Current treatments for T-ALL achieve about a 90 percent initial remission rate. But scientists are searching for improved therapy because relapses often occur, resulting in an overall survival rate between 60 and 70 percent.

“The disease comes back because of drug resistance that leads to relapse. Our study uncovers a way to enhance the effectiveness of chemotherapy,” said Fukun Guo, PhD, study first author and a researcher in the Division of Experimental Hematology and Cancer Biology at Cincinnati Children’s.

The new study involved laboratory cell lines of human leukemia and mouse models of the disease. A key breakthrough came when the research team discovered that a molecular mechanism in the Fanconi anemia DNA repair pathway also appears to make T-ALL resistant to chemotherapy. This same pathway has been linked to drug resistance in other types of cancer, Guo says.
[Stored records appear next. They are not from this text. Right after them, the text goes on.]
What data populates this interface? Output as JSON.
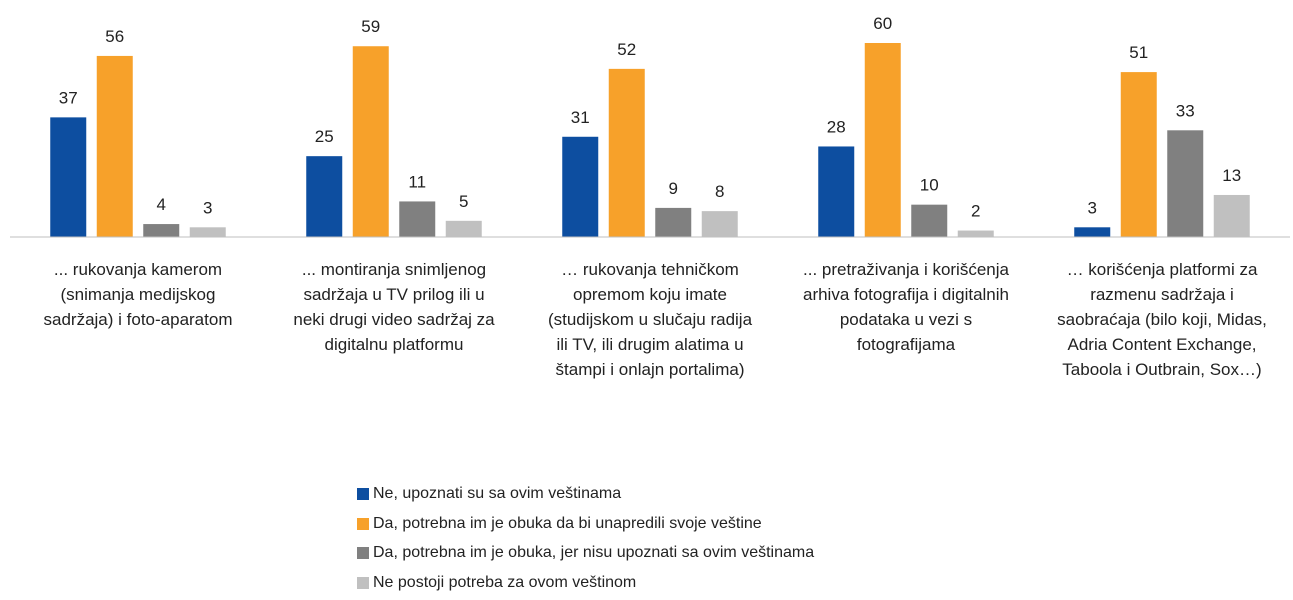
{
  "chart_data": {
    "type": "bar",
    "categories": [
      "... rukovanja kamerom (snimanja medijskog sadržaja) i foto-aparatom",
      "... montiranja snimljenog sadržaja u TV prilog ili u neki drugi video sadržaj za digitalnu platformu",
      "… rukovanja tehničkom opremom koju imate (studijskom u slučaju radija ili TV, ili drugim alatima u štampi i onlajn portalima)",
      "... pretraživanja i korišćenja arhiva fotografija i digitalnih podataka u vezi s fotografijama",
      "… korišćenja platformi za razmenu sadržaja i saobraćaja (bilo koji, Midas, Adria Content Exchange, Taboola i Outbrain, Sox…)"
    ],
    "series": [
      {
        "name": "Ne, upoznati su sa ovim veštinama",
        "color": "#0d4ea0",
        "values": [
          37,
          25,
          31,
          28,
          3
        ]
      },
      {
        "name": "Da, potrebna im je obuka da bi unapredili svoje veštine",
        "color": "#f7a12a",
        "values": [
          56,
          59,
          52,
          60,
          51
        ]
      },
      {
        "name": "Da, potrebna im je obuka, jer nisu upoznati sa ovim veštinama",
        "color": "#808080",
        "values": [
          4,
          11,
          9,
          10,
          33
        ]
      },
      {
        "name": "Ne postoji potreba za ovom veštinom",
        "color": "#c0c0c0",
        "values": [
          3,
          5,
          8,
          2,
          13
        ]
      }
    ]
  }
}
To block the FA repair pathway in leukemic cells, researchers tested three mTOR inhibitors currently under development -- pp242, AZD8055 and INK128 -- in combination with three chemotherapies -- AraC, Etoposide and Cisplatin.

In one example highlighted by the researchers, mice treated only with pp242 or AraC died from their leukemia within 80 days. However, 75 percent of mice receiving combination treatment survived more than 100 days and 50 percent survived about 175 days.

Although laboratory results involving cell lines and mice do not necessarily translate to human treatment, the researchers say their findings suggest a new treatment strategy for T-ALL. Inhibition the FA pathway coupled with chemotherapy may also be useful against other types of cancer.

Guo and his collaborators are continuing their studies by developing “humanized” mice, which have been transplanted with patient cells of relapsed and refractory disease, to further test mTOR inhibitors in combination with AraG, another chemotherapy agent used clinically to treat T-ALL.